Upon returning to campus, vaccinated students will not be subject to initial or regular asymptomatic testing, nor will they be required to wear masks or socially distance. However, unvaccinated students will be required to quarantine upon arrival, wear masks, practice social distancing, and complete weekly testing for the coronavirus.

Also, "depending on campus positivity rates," the letter stated, "non-vaccinated students may not be permitted to participate in certain campus events and activities including Athletics, clubs and intramurals, and student organizations."

Students are permitted to apply for medical or religious exemption requests so long as they are submitted by August for review. International students who do not have access to the vaccine will also be directed to a vaccine clinic once they arrive on campus.

The school's website states that Rhodes is planning to require all students, faculty, and staff to receive the COVID-19 vaccine once the U.S. Food and Drug Administration grants it official approval. As of now, the FDA has granted certain vaccines Emergency Use Authorization.

Until then, "Rhodes is strongly recommending faculty, staff, and students get the vaccine in anticipation of FDA approval," the website notes.

During an interview with WREG-TV, Rhodes College Vice President for Student Life Meghan Weyant said that while testing was free for students in the spring semester, the college expects students to get inoculated as more vaccines become available.

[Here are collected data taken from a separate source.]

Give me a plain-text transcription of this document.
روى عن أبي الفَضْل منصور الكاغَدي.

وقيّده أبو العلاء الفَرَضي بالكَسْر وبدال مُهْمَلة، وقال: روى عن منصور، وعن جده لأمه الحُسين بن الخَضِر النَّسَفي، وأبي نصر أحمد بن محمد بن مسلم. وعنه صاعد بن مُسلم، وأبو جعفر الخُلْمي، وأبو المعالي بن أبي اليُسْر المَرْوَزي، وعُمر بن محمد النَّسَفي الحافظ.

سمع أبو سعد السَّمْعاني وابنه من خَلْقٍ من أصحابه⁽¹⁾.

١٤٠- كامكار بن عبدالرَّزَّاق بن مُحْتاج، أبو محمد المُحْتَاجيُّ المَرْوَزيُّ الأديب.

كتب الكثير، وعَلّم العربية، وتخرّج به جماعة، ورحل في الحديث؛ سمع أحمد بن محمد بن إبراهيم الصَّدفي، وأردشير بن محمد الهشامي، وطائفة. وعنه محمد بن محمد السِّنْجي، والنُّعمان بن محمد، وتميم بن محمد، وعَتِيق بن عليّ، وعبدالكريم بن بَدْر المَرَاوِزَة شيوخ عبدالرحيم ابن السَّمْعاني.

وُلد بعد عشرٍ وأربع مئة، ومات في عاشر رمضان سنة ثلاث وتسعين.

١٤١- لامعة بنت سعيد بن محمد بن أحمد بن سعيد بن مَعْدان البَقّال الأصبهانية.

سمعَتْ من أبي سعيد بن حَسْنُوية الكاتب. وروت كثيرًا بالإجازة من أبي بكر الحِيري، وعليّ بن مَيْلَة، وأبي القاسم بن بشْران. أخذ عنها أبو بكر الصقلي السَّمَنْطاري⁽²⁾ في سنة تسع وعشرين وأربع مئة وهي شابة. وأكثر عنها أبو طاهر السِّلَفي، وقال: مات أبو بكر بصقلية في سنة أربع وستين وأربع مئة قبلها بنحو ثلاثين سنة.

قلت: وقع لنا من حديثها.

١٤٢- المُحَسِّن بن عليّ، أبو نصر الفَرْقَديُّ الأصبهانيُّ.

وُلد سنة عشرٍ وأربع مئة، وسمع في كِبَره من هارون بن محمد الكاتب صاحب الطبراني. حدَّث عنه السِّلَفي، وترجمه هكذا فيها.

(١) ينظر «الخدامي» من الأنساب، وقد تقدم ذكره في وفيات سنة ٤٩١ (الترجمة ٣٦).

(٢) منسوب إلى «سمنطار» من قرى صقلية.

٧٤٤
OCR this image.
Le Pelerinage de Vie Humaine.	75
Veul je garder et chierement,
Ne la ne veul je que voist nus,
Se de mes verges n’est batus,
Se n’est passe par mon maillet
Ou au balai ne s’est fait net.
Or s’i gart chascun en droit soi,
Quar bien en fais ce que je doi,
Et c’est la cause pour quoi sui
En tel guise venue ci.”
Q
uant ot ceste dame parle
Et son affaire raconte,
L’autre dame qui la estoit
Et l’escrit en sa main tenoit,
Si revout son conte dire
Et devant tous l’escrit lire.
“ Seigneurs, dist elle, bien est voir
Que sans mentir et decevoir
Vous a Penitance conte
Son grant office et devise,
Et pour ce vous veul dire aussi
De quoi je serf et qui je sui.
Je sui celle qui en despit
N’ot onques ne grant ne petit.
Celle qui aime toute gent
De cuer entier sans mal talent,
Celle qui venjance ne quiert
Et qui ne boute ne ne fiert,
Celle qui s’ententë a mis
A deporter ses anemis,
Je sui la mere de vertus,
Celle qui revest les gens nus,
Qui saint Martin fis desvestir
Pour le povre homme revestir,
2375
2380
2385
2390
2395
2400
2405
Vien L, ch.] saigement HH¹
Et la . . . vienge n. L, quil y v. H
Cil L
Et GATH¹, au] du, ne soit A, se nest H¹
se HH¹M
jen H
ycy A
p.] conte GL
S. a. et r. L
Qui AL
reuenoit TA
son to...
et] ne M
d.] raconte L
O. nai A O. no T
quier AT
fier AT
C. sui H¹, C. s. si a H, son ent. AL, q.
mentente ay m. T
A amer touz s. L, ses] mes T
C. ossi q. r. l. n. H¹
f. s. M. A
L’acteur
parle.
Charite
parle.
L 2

"As we prepare to welcome our returning students home and the largest incoming class in Rhodes history, we believe a campus-wide commitment to vaccination will really allow us to do our part in getting our students back on campus for the academic experience that we know they so much want," she explained.

Weyant added that the school has not received much pushback from students over its stance on campuswide vaccinations.

"The response has been positive," she said. "[Students] want to be back on campus doing the things that they are so excited to do as part of the college experience and so they very much recognize that this is the best and safest way to do that."